I’ve spent a lot of time these last two years wrestling with the concept of hope. Is it wrong to keep hoping for things that it seems God is unwilling to give me, or least unwilling at this time? And if it is, than what do I do? Give up hope? I’ve wanted to a few times. Continuing to hope and being disappointed time and again can be painful.

Earlier this fall, Pastor Josh preached in Romans 5 and while the sermon wasn’t about hope, I saw something in those verses I’d not noticed before. It reads in verses 3-5…

“…we also rejoice in our afflictions, because we know that affliction produces endurance, endurance produces proven character, and proven character produces hope.”

I’m pretty sure I gasped out loud as he read this because this passage says something very profound about hope. Did you notice that it seems kinda backward? Shouldn’t we get the hope at the beginning of this? We can endure when we have hope, right? It makes sense that hope would be right after the suffering. But that’s not where the hope comes. As we suffer, and persevere – which means we stick with God through whatever he sends to us and walk by faith and not by sight – we develop character. And when this character is developed, hope is produced in us. Hope is a product of the character that is built in us as we wait.

And here’s where it gets really good, because if we keep reading, it continues…

“This hope will not disappoint us, because God’s love has been poured out in our hearts through the Holy Spirit who was given to us.”

I don’t know for sure what you’re hoping for in this season of your life, but I can guess some things. I’m pretty sure some of you are hoping for financial rescue, a raise, a better job, your home refinance to go through. I imagine many are hoping for a good report from the doctor, relief from chronic pain, or to finally get that last surgery so you can put a season of cancer behind you. Some of you are waiting for a relationship to be restored or a child to come back to faith or a marriage to mend. You might be waiting to get married, to have a baby, to have grandchildren, or to move closer to the ones you already have. We’re all hoping for something.

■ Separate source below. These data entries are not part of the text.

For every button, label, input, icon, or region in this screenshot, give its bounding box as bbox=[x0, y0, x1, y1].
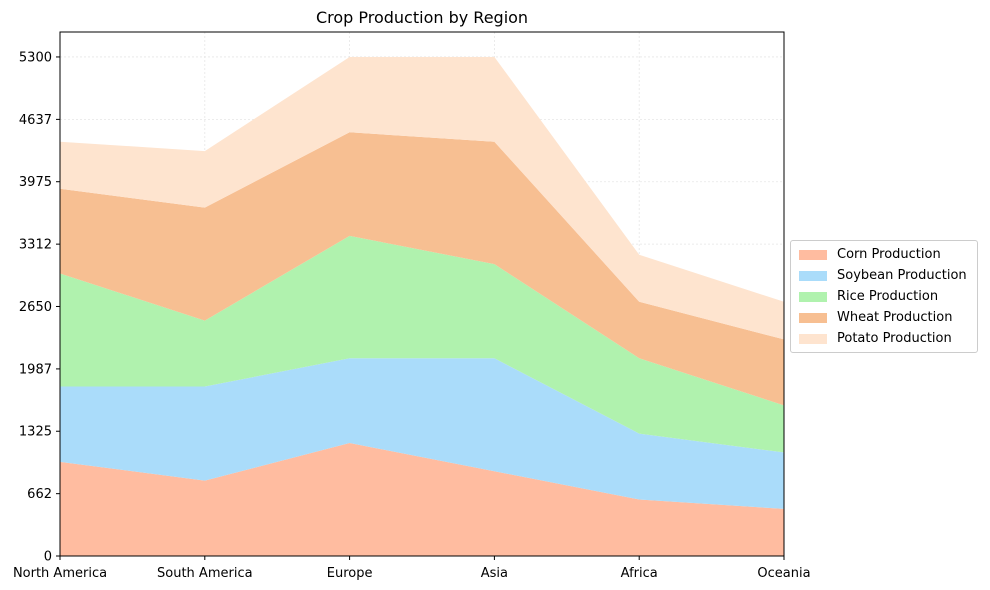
legend-item: Soybean Production bbox=[791, 265, 977, 286]
legend-swatch bbox=[799, 249, 827, 260]
area-soybean-production bbox=[60, 358, 784, 509]
legend-item: Rice Production bbox=[791, 286, 977, 307]
legend-swatch bbox=[799, 270, 827, 281]
x-tick-label: Africa bbox=[621, 566, 658, 581]
legend-item: Corn Production bbox=[791, 244, 977, 265]
legend-swatch bbox=[799, 312, 827, 323]
legend-label: Potato Production bbox=[837, 331, 952, 346]
y-tick-label: 4637 bbox=[19, 113, 52, 128]
y-tick-label: 0 bbox=[44, 550, 52, 565]
legend-swatch bbox=[799, 291, 827, 302]
y-axis-ticks: 0 662 1325 1987 2650 3312 3975 4637 5300 bbox=[19, 50, 60, 565]
x-tick-label: South America bbox=[157, 566, 253, 581]
area-potato-production bbox=[60, 56, 784, 340]
legend-item: Wheat Production bbox=[791, 307, 977, 328]
y-tick-label: 662 bbox=[27, 487, 52, 502]
y-tick-label: 1987 bbox=[19, 362, 52, 377]
area-wheat-production bbox=[60, 132, 784, 406]
y-tick-label: 3975 bbox=[19, 175, 52, 190]
legend-label: Soybean Production bbox=[837, 268, 967, 283]
stacked-areas bbox=[60, 56, 784, 556]
x-axis-ticks: North America South America Europe Asia Afri… bbox=[13, 556, 811, 581]
x-tick-label: North America bbox=[13, 566, 107, 581]
legend-swatch bbox=[799, 333, 827, 344]
chart-title: Crop Production by Region bbox=[316, 8, 528, 27]
plot-frame bbox=[59, 31, 785, 557]
y-tick-label: 5300 bbox=[19, 50, 52, 65]
legend-label: Wheat Production bbox=[837, 310, 953, 325]
x-tick-label: Asia bbox=[481, 566, 508, 581]
legend-label: Corn Production bbox=[837, 247, 941, 262]
area-corn-production bbox=[60, 443, 784, 556]
y-tick-label: 3312 bbox=[19, 238, 52, 253]
legend-label: Rice Production bbox=[837, 289, 939, 304]
x-tick-label: Oceania bbox=[757, 566, 810, 581]
area-rice-production bbox=[60, 235, 784, 453]
axes bbox=[59, 31, 785, 557]
x-tick-label: Europe bbox=[327, 566, 373, 581]
y-tick-label: 2650 bbox=[19, 300, 52, 315]
y-tick-label: 1325 bbox=[19, 425, 52, 440]
legend: Corn Production Soybean Production Rice Pr… bbox=[790, 240, 978, 353]
legend-item: Potato Production bbox=[791, 328, 977, 349]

I wish I could tell you we’re all going to get what we’re hoping for. But the truth is many of our hopes are going to disappoint. We may wait the rest of our lives and not receive what we’re hoping for. But there’s good news.

While the things you hope FOR may disappoint you, when you put your trust in Jesus, when you cling to him through suffering and the waiting and allow him to build endurance and character in you, you learn that the only hope that doesn’t ultimately disappoint is the hope you place IN him.

It’s not wrong to hope FOR many things. We are made with longings and desires that are part of the cost of being human. But our hope can only be IN one thing – Jesus. The hope of the world that came at Christmas. 

As we light the candle of hope, we remind ourselves that as the Old Testament saints waited for the messiah’s first coming, we are waiting for his glorious return. And this hope will not disappoint.